Hoping to deepen the understanding and goodwill between India and the European Union, which is set to be the guest country next year at the World Book Fair, is showcasing an exhibition of photographs featuring Indians settled across the 21 states of the EU.
Titled, "New Homelands: The Indian Diaspora in the European Union" the exhibition has on display photographs by three Indian photographers – Paroma Mukherjee, Shome Basu and Kounteya Sinha.
"For people of Indian origin now living in Europe the reasons for their choice are as diverse and intriguing as the paths that took them to their new homes. How did they make the transition to Europe, learning new customs, a new profession perhaps, and often, a new language? How do they see the society they live in and now call home? What happens when their children are born in Europe developing new identities?
"At the invitation of the EU delegation to India, three Indian photo-journalists have just spent a month meeting people of Indian origin who have made their home in the EU. Through their lenses in the cultural project, explores the myriad journeys of this diaspora, and their contributions to the countries of the EU," writes Tomasz Kozlowski, ambassador of the EU to India, in the foreword to the exhibition.
The three photographers have followed their own unique whims while capturing Indian lives across the Pacific, and offer viewers overwhelming stories of migration.

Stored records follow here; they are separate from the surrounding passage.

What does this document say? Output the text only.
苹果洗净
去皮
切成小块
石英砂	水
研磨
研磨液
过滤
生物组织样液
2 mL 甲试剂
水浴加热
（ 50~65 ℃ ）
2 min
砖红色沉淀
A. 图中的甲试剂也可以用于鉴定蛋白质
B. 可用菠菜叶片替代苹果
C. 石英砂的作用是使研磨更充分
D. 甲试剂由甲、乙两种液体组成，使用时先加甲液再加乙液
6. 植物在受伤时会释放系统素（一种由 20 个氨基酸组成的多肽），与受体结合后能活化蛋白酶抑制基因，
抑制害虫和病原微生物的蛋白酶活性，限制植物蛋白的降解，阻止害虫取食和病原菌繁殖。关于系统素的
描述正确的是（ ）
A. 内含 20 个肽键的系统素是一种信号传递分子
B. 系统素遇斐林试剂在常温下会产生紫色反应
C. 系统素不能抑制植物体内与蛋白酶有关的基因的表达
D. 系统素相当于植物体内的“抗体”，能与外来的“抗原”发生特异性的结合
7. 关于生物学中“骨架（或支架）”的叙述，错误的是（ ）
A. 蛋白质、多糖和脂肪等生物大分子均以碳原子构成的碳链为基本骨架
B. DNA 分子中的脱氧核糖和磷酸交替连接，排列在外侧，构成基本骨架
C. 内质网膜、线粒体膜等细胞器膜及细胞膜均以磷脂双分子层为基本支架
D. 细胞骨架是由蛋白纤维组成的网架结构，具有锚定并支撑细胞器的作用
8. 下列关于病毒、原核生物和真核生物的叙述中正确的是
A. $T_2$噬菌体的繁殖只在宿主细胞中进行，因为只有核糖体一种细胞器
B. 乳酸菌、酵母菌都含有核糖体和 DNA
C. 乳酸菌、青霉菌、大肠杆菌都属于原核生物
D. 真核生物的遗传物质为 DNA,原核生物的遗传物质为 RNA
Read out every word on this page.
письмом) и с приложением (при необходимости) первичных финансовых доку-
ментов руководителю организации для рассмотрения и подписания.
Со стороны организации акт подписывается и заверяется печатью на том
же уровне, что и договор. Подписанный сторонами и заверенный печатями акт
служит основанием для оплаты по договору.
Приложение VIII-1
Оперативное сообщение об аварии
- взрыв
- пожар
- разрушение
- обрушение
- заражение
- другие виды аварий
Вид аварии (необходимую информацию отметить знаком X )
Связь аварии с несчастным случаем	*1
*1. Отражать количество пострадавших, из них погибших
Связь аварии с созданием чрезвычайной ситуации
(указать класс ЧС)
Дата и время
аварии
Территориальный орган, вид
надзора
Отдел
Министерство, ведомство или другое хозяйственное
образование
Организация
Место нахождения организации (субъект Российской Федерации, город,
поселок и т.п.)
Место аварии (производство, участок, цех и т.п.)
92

"The Indian subject was viewed through the gaze of the Indian photographer, thus bringing in an outside in and an inside out hypothesis of both the photographer and the subject.
"What emerges is a strong sense of acculturation, a kind of assimilation by the migrant community, an acceptance by the host country sometimes easily and sometimes not so easily," says Alka Pande who has curated the show.
The set of photographs on display are an outcome of the intense travels undertaken by Mukherjee, Basu and Sinha.
One of them features Prakash Chaudhury who came to Slovakia nearly two decades ago with his uncle to do trading and stayed back. Tooday, he is one of the largest suppliers of Indian goods there, besides owing an Indian restaurant.
Kounteya Sinha has narrated the journey of Rajinder Kumar Chaudhury, from being a boy of 8 in Rawalpindi to becoming India's Honorary consul to Lithuania and opening a chain of restaurants.
One of the richest Indians in Poland, Harish Lalwani came to Warsaw as an employee of a textile company and turned to business in 1995.
The exhibition that can be viewed at the Foreign Pavilion at the book fair underway at Pragati Maidan here, is set to continue till January 15.